In January 2023, nonparty 171 Girard Notebuyer, LLC (hereinafter 171 Girard), as successor in interest to the plaintiff, moved, among other things, to restore the action to the active calendar. In an order dated March 21, 2023, the Supreme Court, inter alia, granted that branch of the motion. This appeal ensued.

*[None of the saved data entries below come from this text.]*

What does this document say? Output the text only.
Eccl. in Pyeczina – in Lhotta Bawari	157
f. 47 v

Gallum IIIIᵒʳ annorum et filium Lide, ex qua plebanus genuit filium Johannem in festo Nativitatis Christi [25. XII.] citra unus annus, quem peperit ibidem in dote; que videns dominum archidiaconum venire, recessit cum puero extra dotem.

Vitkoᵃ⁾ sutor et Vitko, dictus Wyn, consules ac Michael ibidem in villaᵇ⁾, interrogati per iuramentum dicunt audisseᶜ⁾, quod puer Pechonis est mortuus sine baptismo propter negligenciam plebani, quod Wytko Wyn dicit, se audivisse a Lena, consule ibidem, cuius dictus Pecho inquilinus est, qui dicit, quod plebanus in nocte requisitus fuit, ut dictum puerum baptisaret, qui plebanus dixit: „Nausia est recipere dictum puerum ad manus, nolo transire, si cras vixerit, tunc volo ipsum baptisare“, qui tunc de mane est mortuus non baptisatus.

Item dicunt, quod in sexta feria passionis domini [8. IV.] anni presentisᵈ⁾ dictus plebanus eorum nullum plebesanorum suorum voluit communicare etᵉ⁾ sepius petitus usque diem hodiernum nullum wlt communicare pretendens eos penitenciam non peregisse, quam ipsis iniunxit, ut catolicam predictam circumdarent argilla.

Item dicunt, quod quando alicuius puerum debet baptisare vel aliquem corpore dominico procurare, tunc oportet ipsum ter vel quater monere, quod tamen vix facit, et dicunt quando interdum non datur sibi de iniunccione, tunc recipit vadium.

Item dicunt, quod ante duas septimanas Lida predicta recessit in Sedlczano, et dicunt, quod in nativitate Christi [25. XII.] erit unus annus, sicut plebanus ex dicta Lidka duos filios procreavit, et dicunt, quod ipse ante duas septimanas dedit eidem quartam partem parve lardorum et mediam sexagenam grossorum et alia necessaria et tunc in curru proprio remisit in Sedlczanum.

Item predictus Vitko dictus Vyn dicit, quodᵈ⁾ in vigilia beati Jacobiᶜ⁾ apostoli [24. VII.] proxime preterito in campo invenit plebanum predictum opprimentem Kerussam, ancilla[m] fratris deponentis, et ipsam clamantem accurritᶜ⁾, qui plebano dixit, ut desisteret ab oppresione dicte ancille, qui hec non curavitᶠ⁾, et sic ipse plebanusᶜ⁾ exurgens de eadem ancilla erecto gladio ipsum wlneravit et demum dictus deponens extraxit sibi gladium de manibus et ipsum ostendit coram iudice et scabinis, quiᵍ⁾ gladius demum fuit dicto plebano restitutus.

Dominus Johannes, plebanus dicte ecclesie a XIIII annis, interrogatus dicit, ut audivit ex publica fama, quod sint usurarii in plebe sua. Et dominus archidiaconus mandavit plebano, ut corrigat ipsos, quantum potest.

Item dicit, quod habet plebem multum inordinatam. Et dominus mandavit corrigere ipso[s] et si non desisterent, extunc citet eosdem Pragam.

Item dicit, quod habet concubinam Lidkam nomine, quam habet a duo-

The Supreme Court properly granted that branch of the motion of 171 Girard which was to restore the action to the active calendar. Contrary to the appellant's contentions, "[t]he action was never formally dismissed, as no order was issued dismissing the action under 22 NYCRR 202.27" (Wells Fargo Bank, N.A. v Drago, 170 AD3d 1083, 1084; see Wells Fargo, N.A. v Parker, 210 AD3d 1128, 1130). Because the case was marked inactive before a note of issue had been filed, the case could not have been marked off the calendar pursuant to CPLR 3404 (see Matter of Transtechnology Corp. v Assessor, 71 AD3d 1034, 1036-1037). As there was no 90-day notice pursuant to CPLR 3216, and there was no order directing dismissal of the complaint pursuant to 22 [*2]NYCRR 202.27 for failure to appear at a compliance conference, "restoring a case marked 'inactive' is automatic" (Wells Fargo Bank, NA v Oziel, 196 AD3d 618, 620 [internal quotation marks omitted]), and a motion to restore the action to the active calendar should be granted "without considering whether [171 Girard] had a reasonable excuse for the delay or whether [it] engaged in dilatory conduct" (id. [internal quotation marks omitted]; see Matter of Transtechnology Corp. v Assessor, 71 AD3d at 1036-1037). Further, contrary to the appellant's contention, "since this action was pre-note of issue and could not properly be marked off the calendar pursuant to CPLR 3404, [171 Girard] was not required to move to restore the action to the calendar within any specified time frame" (Fifth Third Mtge. Co. v Schiro, 210 AD3d 953, 954; see Wynn v Wynn-Wright, 201 AD3d 1017, 1018). The doctrine of laches does not provide a basis to dismiss the complaint since there was no service of a 90-day demand pursuant to CPLR 3216(b), and CPLR 3404 and 22 NYCRR 202.27 are inapplicable (see Guillebeaux v Parrott, 188 AD3d 1017, 1017; Arroyo v Board of Educ. of City of N.Y., 110 AD3d 17, 20).
Accordingly, the Supreme Court properly granted that branch of the motion of 171 Girard which was to restore the action to the active calendar.
In light of the foregoing, we need not reach the appellant's remaining contentions.
IANNACCI, J.P., BRATHWAITE NELSON, VOUTSINAS and LANDICINO, JJ., concur.